Rolliver de Jesus, 12, se enforcou com cinto da mãe no dia 17 de fevereiro, em Vitória (ES). Ele não suportava mais o bullying que sofria na escola. “Eles [os alunos] o chamavam de gay, bicha, gordinho. Às vezes, ele ia embora chorando”, contou uma colega do menino.

Na sexta-feira antes do Carnaval, Rolliver foi feliz para a escola, mas acabou cercado por alguns alunos e humilhado. Os pais culpam a escola, pois tinham pedido transferência para os três filhos. A mãe Joselia Ferreira de Jesus explicou ao jornal “Folha de Vitória”: “Eu não tinha denunciado a situação desse meu filho, mas de outro. O Conselho Tutelar também sabia. Eu pedi o remanejamento dos meus três filhos, mas disponibilizaram vagas em escolas diferentes”.
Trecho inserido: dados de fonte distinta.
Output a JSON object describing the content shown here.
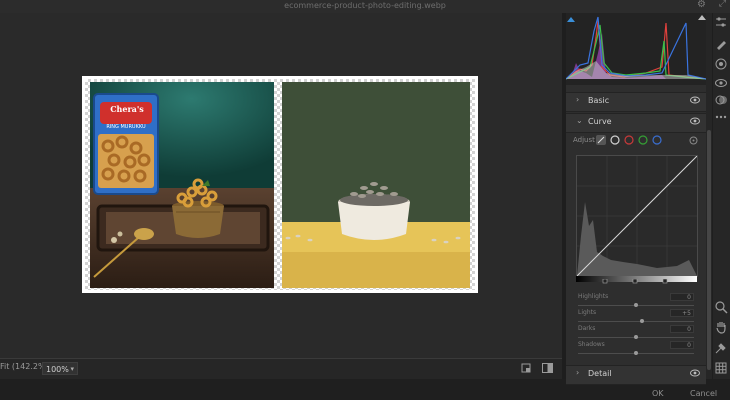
{
  "window": {
    "title": "ecommerce-product-photo-editing.webp"
  },
  "photos": {
    "left": {
      "bag_brand": "Chera's",
      "bag_product": "RING MURUKKU"
    }
  },
  "view": {
    "fit_label": "Fit (142.2%)",
    "zoom_value": "100%"
  },
  "panel": {
    "sections": {
      "basic": "Basic",
      "curve": "Curve",
      "detail": "Detail"
    },
    "curve": {
      "adjust_label": "Adjust",
      "channels": [
        "point",
        "white",
        "red",
        "green",
        "blue"
      ],
      "channel_colors": {
        "white": "#d0d0d0",
        "red": "#c93a3a",
        "green": "#35a035",
        "blue": "#3a6ed0"
      },
      "sliders": [
        {
          "label": "Highlights",
          "value": "0",
          "level": 0.5
        },
        {
          "label": "Lights",
          "value": "+5",
          "level": 0.55
        },
        {
          "label": "Darks",
          "value": "0",
          "level": 0.5
        },
        {
          "label": "Shadows",
          "value": "0",
          "level": 0.5
        }
      ]
    }
  },
  "footer": {
    "ok": "OK",
    "cancel": "Cancel"
  },
  "colors": {
    "accent": "#3a8fd9",
    "canvas": "#2a2a2a",
    "panel": "#2e2e2e"
  }
}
O menino deixou uma carta pedindo desculpas aos pais pelo suicídio e se perguntando que não sabia por que era alvo de tantas humilhações.

Este é um exemplo claro da importância do kit do MEC vetado pela presidente Dilma Rousseff no ano passado. O kit Escola Sem Homofobia foi vendido por políticos de má fé para a opinião pública como uma cartilha que faria seu filho virar gay, o que não condiz com o projeto que a base era orientar professores e a própria escola em relação ao bullying homofóbico. Por isso não é sem erro dizer que a morte de Rolliver tem sim, as mãos sujas da escola, mas também do Governo.